American basketball player

James Huggard (September 16, 1933 – October 16, 2020) was an American professional basketball player and coach. He played college basketball for the Villanova Wildcats and professionally in the Eastern Professional Basketball League.

==Playing career==
Huggard attended West Catholic Preparatory High School in Philadelphia, Pennsylvania, but did not play on the school basketball team due to his height of . After his graduation, he grew several inches and gained attention while playing in local Amateur Athletic Union (AAU) circles. Huggard earned numerous scholarships and committed to play for the Villanova Wildcats. He was a member of an undefeated Wildcats junior varsity team during the 1957–58 season.
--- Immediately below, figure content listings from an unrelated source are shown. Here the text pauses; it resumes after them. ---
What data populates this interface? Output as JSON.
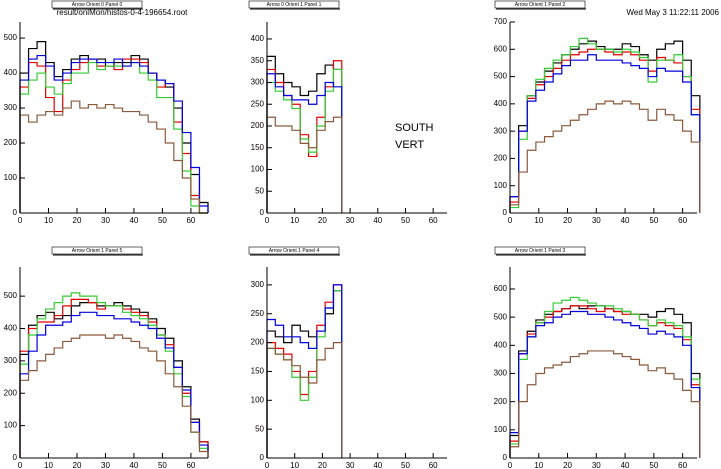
{
  "header": {
    "file": "result/onlMon/histos-0-4-196654.root",
    "date": "Wed May  3 11:22:11 2006"
  },
  "chart_data": [
    {
      "type": "histogram",
      "title": "Arrow Orient 0 Panel 0",
      "bins": [
        0,
        3,
        6,
        9,
        12,
        15,
        18,
        21,
        24,
        27,
        30,
        33,
        36,
        39,
        42,
        45,
        48,
        51,
        54,
        57,
        60,
        63,
        66
      ],
      "xlim": [
        0,
        66
      ],
      "ylim": [
        0,
        546
      ],
      "xticks": [
        0,
        10,
        20,
        30,
        40,
        50,
        60
      ],
      "yticks": [
        0,
        100,
        200,
        300,
        400,
        500
      ],
      "series": [
        {
          "color": "#000000",
          "values": [
            400,
            470,
            490,
            430,
            390,
            410,
            440,
            450,
            440,
            440,
            420,
            430,
            430,
            450,
            440,
            400,
            380,
            360,
            300,
            200,
            110,
            30
          ]
        },
        {
          "color": "#e00000",
          "values": [
            360,
            430,
            420,
            330,
            290,
            380,
            410,
            430,
            440,
            420,
            420,
            410,
            440,
            440,
            430,
            400,
            360,
            370,
            260,
            170,
            50,
            0
          ]
        },
        {
          "color": "#33cc33",
          "values": [
            340,
            380,
            400,
            360,
            340,
            370,
            400,
            400,
            430,
            410,
            420,
            420,
            420,
            430,
            400,
            380,
            330,
            330,
            240,
            120,
            20,
            0
          ]
        },
        {
          "color": "#0000dd",
          "values": [
            380,
            440,
            450,
            420,
            380,
            400,
            430,
            440,
            440,
            430,
            430,
            440,
            420,
            430,
            420,
            400,
            380,
            370,
            320,
            230,
            130,
            20
          ]
        },
        {
          "color": "#8b5a3c",
          "values": [
            280,
            260,
            280,
            290,
            280,
            300,
            320,
            300,
            310,
            300,
            310,
            300,
            290,
            290,
            280,
            260,
            240,
            200,
            150,
            100,
            40,
            0
          ]
        }
      ]
    },
    {
      "type": "histogram",
      "title": "Arrow 0 Orient 1 Panel 1",
      "bins": [
        0,
        3,
        6,
        9,
        12,
        15,
        18,
        21,
        24,
        27
      ],
      "xlim": [
        0,
        65
      ],
      "ylim": [
        0,
        439
      ],
      "xticks": [
        0,
        10,
        20,
        30,
        40,
        50,
        60
      ],
      "yticks": [
        0,
        50,
        100,
        150,
        200,
        250,
        300,
        350,
        400
      ],
      "annotations": [
        "SOUTH",
        "VERT"
      ],
      "series": [
        {
          "color": "#000000",
          "values": [
            360,
            320,
            300,
            290,
            270,
            280,
            320,
            340,
            330
          ]
        },
        {
          "color": "#e00000",
          "values": [
            330,
            300,
            270,
            250,
            180,
            130,
            220,
            290,
            350
          ]
        },
        {
          "color": "#33cc33",
          "values": [
            300,
            280,
            260,
            240,
            170,
            140,
            200,
            280,
            330
          ]
        },
        {
          "color": "#0000dd",
          "values": [
            320,
            290,
            270,
            260,
            260,
            250,
            270,
            300,
            290
          ]
        },
        {
          "color": "#8b5a3c",
          "values": [
            220,
            200,
            200,
            190,
            160,
            150,
            190,
            210,
            220
          ]
        }
      ]
    },
    {
      "type": "histogram",
      "title": "Arrow Orient 1 Panel 2",
      "bins": [
        0,
        3,
        6,
        9,
        12,
        15,
        18,
        21,
        24,
        27,
        30,
        33,
        36,
        39,
        42,
        45,
        48,
        51,
        54,
        57,
        60,
        63,
        66
      ],
      "xlim": [
        0,
        65
      ],
      "ylim": [
        0,
        700
      ],
      "xticks": [
        0,
        10,
        20,
        30,
        40,
        50,
        60
      ],
      "yticks": [
        0,
        100,
        200,
        300,
        400,
        500,
        600,
        700
      ],
      "series": [
        {
          "color": "#000000",
          "values": [
            60,
            320,
            430,
            480,
            520,
            550,
            580,
            600,
            620,
            630,
            610,
            600,
            600,
            620,
            610,
            580,
            560,
            600,
            620,
            630,
            560,
            430
          ]
        },
        {
          "color": "#e00000",
          "values": [
            40,
            300,
            420,
            470,
            500,
            530,
            560,
            580,
            590,
            600,
            600,
            590,
            580,
            590,
            580,
            560,
            520,
            570,
            560,
            550,
            500,
            380
          ]
        },
        {
          "color": "#33cc33",
          "values": [
            20,
            270,
            430,
            490,
            530,
            560,
            580,
            610,
            640,
            620,
            600,
            600,
            590,
            600,
            590,
            570,
            480,
            560,
            560,
            580,
            500,
            360
          ]
        },
        {
          "color": "#0000dd",
          "values": [
            60,
            300,
            410,
            450,
            480,
            510,
            540,
            560,
            560,
            580,
            560,
            560,
            560,
            550,
            540,
            530,
            500,
            530,
            520,
            520,
            480,
            360
          ]
        },
        {
          "color": "#8b5a3c",
          "values": [
            30,
            150,
            230,
            260,
            280,
            300,
            320,
            340,
            360,
            380,
            400,
            410,
            400,
            410,
            400,
            380,
            340,
            380,
            360,
            340,
            300,
            260
          ]
        }
      ]
    },
    {
      "type": "histogram",
      "title": "Arrow Orient 1 Panel 5",
      "bins": [
        0,
        3,
        6,
        9,
        12,
        15,
        18,
        21,
        24,
        27,
        30,
        33,
        36,
        39,
        42,
        45,
        48,
        51,
        54,
        57,
        60,
        63,
        66
      ],
      "xlim": [
        0,
        66
      ],
      "ylim": [
        0,
        590
      ],
      "xticks": [
        0,
        10,
        20,
        30,
        40,
        50,
        60
      ],
      "yticks": [
        0,
        100,
        200,
        300,
        400,
        500
      ],
      "series": [
        {
          "color": "#000000",
          "values": [
            320,
            410,
            440,
            450,
            430,
            440,
            470,
            480,
            480,
            470,
            470,
            480,
            470,
            460,
            450,
            430,
            400,
            370,
            300,
            220,
            120,
            50
          ]
        },
        {
          "color": "#e00000",
          "values": [
            330,
            400,
            420,
            420,
            440,
            470,
            490,
            490,
            480,
            460,
            470,
            470,
            460,
            450,
            440,
            420,
            380,
            350,
            280,
            200,
            110,
            50
          ]
        },
        {
          "color": "#33cc33",
          "values": [
            290,
            380,
            430,
            460,
            480,
            500,
            510,
            500,
            500,
            480,
            470,
            470,
            450,
            440,
            430,
            410,
            380,
            330,
            260,
            190,
            80,
            30
          ]
        },
        {
          "color": "#0000dd",
          "values": [
            260,
            330,
            380,
            410,
            410,
            420,
            440,
            450,
            450,
            440,
            440,
            430,
            430,
            420,
            410,
            400,
            370,
            340,
            280,
            210,
            110,
            40
          ]
        },
        {
          "color": "#8b5a3c",
          "values": [
            240,
            270,
            300,
            320,
            340,
            360,
            370,
            380,
            380,
            380,
            370,
            380,
            370,
            360,
            340,
            330,
            300,
            260,
            220,
            160,
            80,
            20
          ]
        }
      ]
    },
    {
      "type": "histogram",
      "title": "Arrow Orient 1 Panel 4",
      "bins": [
        0,
        3,
        6,
        9,
        12,
        15,
        18,
        21,
        24,
        27
      ],
      "xlim": [
        0,
        65
      ],
      "ylim": [
        0,
        331
      ],
      "xticks": [
        0,
        10,
        20,
        30,
        40,
        50,
        60
      ],
      "yticks": [
        0,
        50,
        100,
        150,
        200,
        250,
        300
      ],
      "series": [
        {
          "color": "#000000",
          "values": [
            220,
            210,
            200,
            230,
            220,
            210,
            220,
            250,
            290
          ]
        },
        {
          "color": "#e00000",
          "values": [
            200,
            190,
            180,
            150,
            110,
            150,
            230,
            270,
            300
          ]
        },
        {
          "color": "#33cc33",
          "values": [
            190,
            180,
            170,
            140,
            100,
            140,
            210,
            260,
            290
          ]
        },
        {
          "color": "#0000dd",
          "values": [
            240,
            230,
            210,
            210,
            200,
            190,
            220,
            260,
            300
          ]
        },
        {
          "color": "#8b5a3c",
          "values": [
            190,
            180,
            170,
            160,
            140,
            130,
            170,
            190,
            200
          ]
        }
      ]
    },
    {
      "type": "histogram",
      "title": "Arrow Orient 1 Panel 3",
      "bins": [
        0,
        3,
        6,
        9,
        12,
        15,
        18,
        21,
        24,
        27,
        30,
        33,
        36,
        39,
        42,
        45,
        48,
        51,
        54,
        57,
        60,
        63,
        66
      ],
      "xlim": [
        0,
        65
      ],
      "ylim": [
        0,
        678
      ],
      "xticks": [
        0,
        10,
        20,
        30,
        40,
        50,
        60
      ],
      "yticks": [
        0,
        100,
        200,
        300,
        400,
        500,
        600
      ],
      "series": [
        {
          "color": "#000000",
          "values": [
            80,
            380,
            450,
            490,
            510,
            520,
            530,
            540,
            530,
            540,
            540,
            530,
            520,
            520,
            510,
            510,
            500,
            520,
            530,
            510,
            480,
            300
          ]
        },
        {
          "color": "#e00000",
          "values": [
            60,
            370,
            440,
            480,
            500,
            520,
            530,
            540,
            540,
            530,
            520,
            530,
            520,
            510,
            510,
            490,
            470,
            480,
            470,
            460,
            420,
            260
          ]
        },
        {
          "color": "#33cc33",
          "values": [
            50,
            350,
            430,
            480,
            520,
            550,
            560,
            570,
            560,
            550,
            540,
            540,
            530,
            520,
            510,
            490,
            470,
            490,
            480,
            470,
            430,
            280
          ]
        },
        {
          "color": "#0000dd",
          "values": [
            90,
            370,
            430,
            470,
            480,
            500,
            510,
            520,
            520,
            510,
            510,
            500,
            490,
            480,
            470,
            460,
            440,
            450,
            440,
            430,
            400,
            250
          ]
        },
        {
          "color": "#8b5a3c",
          "values": [
            40,
            200,
            260,
            300,
            320,
            330,
            340,
            360,
            370,
            380,
            380,
            380,
            370,
            360,
            350,
            330,
            310,
            320,
            300,
            280,
            240,
            200
          ]
        }
      ]
    }
  ]
}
Huggard played for three seasons with the Wildcats from 1958 to 1961. He became a key player as a sophomore when he averaged 15.2 points per game and helped lead the Wildcats to an appearance in the 1959 National Invitation Tournament. Huggard averaged 15 points per game as a junior while the Wildcats qualified for the 1960 National Invitation Tournament. He averaged a career-high 17.3 points per game as a senior. Huggard totaled 1,184 points during his Wildcats career and was one of the program's first 1,000 point scorers. He set a Wildcats record for assists in a game with 16 which is a feat shared with Fran O'Hanlon.

Huggard played professionally in the Eastern Professional Basketball League (EPBL) from 1961 to 1966 with the Sunbury Mercuries, Scranton Miners and Harrisburg Patriots. He was selected to the all-EPBL second team and named as the EPBL rookie of the year while playing for the Mercuries in 1962. Huggard led the league in assists twice: 231 in 1963–64, and 256 in 1965–66.

==Post-playing career==
Huggard worked as an NCAA Division I referee and basketball coach after his retirement from playing. He was the head coach of the basketball team at Monsignor Bonner High School from 1978 to 1980 and acquired a 12–16 record.

==Personal life==
Huggard was married for 30 years and had one daughter and two stepchildren. His granddaughter, Shannon Drakeley, played field hockey for the Villanova Wildcats.

Huggard died at his home in Newtown Square, Pennsylvania, on October 16, 2020. Wildcats head coach Jay Wright called him "the original tough, Philly Villanova guard" in an announcement of his death.